Des enfants lors d’une distribution de nourriture à Khan Younès, le 22 juillet 2025.

C’est une première au Moyen-Orient. L’ONU a officiellement déclaré vendredi 22 août la famine dans le gouvernorat de la ville de Gaza, où 500 000 personnes « sont confrontées à des conditions catastrophiques caractérisées par la famine, le dénuement et la mort », selon ses experts, à l’heure où Israël menace de détruire la plus grande ville du territoire palestinien ravagé par la guerre.

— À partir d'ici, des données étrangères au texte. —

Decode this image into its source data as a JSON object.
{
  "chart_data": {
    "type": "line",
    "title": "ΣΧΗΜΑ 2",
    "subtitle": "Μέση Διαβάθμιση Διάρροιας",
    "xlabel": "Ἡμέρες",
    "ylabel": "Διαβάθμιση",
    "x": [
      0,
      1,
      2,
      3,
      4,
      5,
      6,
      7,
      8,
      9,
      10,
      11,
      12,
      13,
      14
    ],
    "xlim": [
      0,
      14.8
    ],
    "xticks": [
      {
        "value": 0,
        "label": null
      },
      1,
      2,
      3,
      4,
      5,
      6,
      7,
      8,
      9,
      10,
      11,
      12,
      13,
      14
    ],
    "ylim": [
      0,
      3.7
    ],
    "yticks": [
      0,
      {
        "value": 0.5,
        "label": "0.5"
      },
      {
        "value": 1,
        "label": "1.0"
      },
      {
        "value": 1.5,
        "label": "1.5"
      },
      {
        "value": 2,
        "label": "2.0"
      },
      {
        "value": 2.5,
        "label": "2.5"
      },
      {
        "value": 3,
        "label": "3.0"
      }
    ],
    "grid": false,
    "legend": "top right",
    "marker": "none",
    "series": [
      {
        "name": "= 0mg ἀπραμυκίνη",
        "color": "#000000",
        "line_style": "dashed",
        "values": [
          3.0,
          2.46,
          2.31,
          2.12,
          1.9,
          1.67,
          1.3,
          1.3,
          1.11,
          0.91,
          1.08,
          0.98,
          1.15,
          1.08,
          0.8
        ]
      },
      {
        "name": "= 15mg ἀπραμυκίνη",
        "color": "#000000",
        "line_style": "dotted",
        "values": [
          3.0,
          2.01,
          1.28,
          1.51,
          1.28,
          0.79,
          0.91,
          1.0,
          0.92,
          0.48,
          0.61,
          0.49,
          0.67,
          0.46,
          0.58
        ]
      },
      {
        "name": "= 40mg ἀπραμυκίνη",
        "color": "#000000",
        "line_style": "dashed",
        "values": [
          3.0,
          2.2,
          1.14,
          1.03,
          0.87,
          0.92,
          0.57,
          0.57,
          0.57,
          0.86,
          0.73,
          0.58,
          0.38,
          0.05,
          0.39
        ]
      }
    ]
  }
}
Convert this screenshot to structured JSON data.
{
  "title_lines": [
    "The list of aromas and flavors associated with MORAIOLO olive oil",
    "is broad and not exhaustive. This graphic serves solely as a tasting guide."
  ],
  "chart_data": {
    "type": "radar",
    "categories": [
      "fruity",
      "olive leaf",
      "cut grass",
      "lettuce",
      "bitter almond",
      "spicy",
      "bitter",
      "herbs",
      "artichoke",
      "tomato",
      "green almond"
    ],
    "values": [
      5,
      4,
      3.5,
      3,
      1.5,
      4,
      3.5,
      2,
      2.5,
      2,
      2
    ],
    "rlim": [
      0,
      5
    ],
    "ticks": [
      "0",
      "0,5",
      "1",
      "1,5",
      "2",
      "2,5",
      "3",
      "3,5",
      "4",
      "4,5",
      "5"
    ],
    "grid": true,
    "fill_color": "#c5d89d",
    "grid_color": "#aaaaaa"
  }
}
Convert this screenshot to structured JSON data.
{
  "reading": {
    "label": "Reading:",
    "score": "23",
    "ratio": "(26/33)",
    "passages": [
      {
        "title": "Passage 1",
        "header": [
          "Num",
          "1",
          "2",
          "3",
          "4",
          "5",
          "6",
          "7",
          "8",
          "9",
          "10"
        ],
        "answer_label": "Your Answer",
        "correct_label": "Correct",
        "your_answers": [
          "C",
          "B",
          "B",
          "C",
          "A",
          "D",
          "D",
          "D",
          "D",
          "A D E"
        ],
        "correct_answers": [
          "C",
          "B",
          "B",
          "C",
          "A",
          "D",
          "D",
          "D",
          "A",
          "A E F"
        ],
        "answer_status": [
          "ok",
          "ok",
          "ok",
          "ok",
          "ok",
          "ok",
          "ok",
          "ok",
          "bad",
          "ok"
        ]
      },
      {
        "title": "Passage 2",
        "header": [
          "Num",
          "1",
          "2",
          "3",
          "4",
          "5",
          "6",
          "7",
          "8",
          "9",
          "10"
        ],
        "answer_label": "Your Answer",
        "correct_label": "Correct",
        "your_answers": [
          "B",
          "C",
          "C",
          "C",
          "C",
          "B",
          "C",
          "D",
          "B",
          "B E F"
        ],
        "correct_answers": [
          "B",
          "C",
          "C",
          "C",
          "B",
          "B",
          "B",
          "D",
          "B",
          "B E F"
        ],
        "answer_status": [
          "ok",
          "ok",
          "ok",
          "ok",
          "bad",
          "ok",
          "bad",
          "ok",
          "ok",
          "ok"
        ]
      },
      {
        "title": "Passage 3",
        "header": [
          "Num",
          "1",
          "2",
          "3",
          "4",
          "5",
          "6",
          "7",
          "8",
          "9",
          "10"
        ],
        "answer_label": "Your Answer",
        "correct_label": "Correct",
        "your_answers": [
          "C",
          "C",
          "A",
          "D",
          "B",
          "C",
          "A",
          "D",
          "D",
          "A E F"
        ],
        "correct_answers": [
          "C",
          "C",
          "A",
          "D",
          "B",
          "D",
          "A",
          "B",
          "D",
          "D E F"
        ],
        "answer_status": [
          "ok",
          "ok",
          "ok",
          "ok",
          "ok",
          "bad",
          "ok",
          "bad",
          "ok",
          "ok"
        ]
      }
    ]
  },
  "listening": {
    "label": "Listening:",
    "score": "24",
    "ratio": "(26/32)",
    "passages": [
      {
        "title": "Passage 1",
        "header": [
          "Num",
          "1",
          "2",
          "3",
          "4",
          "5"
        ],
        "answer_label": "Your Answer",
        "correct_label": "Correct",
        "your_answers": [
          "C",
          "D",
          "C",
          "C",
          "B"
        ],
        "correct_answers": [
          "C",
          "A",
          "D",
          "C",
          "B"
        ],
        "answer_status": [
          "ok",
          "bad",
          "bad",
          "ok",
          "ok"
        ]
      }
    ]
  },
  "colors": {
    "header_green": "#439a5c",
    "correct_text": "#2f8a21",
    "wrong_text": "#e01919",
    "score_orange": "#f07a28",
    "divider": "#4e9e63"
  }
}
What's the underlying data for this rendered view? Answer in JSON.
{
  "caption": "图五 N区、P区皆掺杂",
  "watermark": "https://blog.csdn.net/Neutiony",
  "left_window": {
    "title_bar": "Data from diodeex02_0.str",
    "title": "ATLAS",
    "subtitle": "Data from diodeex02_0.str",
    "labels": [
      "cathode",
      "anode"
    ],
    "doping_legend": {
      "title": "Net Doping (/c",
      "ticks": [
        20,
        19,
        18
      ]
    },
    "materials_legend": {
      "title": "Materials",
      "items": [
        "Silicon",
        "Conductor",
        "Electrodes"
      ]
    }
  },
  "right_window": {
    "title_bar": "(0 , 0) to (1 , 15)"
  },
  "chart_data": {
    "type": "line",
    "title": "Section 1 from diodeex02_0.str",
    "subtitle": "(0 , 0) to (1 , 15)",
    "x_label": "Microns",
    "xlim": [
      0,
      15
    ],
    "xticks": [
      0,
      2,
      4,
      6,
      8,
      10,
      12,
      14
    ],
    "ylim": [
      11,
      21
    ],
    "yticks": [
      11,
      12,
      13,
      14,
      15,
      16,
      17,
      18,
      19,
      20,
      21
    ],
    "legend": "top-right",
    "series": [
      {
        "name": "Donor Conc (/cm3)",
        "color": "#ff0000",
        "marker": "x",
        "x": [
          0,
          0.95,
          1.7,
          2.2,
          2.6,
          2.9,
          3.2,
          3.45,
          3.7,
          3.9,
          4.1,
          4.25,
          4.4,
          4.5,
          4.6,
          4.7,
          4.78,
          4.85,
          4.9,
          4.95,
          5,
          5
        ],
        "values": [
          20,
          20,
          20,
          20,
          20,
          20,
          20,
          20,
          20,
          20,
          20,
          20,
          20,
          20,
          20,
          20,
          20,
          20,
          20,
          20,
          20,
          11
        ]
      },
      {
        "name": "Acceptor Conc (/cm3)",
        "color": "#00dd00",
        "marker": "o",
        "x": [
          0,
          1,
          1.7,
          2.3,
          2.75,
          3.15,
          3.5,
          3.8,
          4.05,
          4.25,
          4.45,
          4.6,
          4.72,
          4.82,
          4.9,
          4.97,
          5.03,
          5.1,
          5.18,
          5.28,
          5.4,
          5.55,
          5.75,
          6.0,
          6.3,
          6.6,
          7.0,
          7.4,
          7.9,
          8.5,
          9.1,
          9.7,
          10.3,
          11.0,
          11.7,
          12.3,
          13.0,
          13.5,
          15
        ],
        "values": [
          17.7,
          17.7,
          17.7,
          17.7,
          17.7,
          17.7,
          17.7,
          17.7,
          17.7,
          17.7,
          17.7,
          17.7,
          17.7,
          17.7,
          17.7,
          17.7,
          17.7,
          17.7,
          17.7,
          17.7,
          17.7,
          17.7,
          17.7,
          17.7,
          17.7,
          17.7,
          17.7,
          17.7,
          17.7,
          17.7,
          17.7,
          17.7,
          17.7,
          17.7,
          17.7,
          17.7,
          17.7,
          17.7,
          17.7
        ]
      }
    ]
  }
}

Les organisations humanitaires et les experts en sécurité alimentaire avertissent depuis des mois que Gaza est au bord de la famine, mais c’est la première confirmation officielle. Après des mois de mise en garde, le Cadre intégré de classification de la sécurité alimentaire (IPC), un organisme indépendant développé par l’ONU et des ONG, basé à Rome, a confirmé qu’une famine était en cours dans le gouvernorat de la ville de Gaza, situé dans le centre-nord de l’enclave. Celui-ci est composé de la ville de Gaza et d’autres localités environnantes.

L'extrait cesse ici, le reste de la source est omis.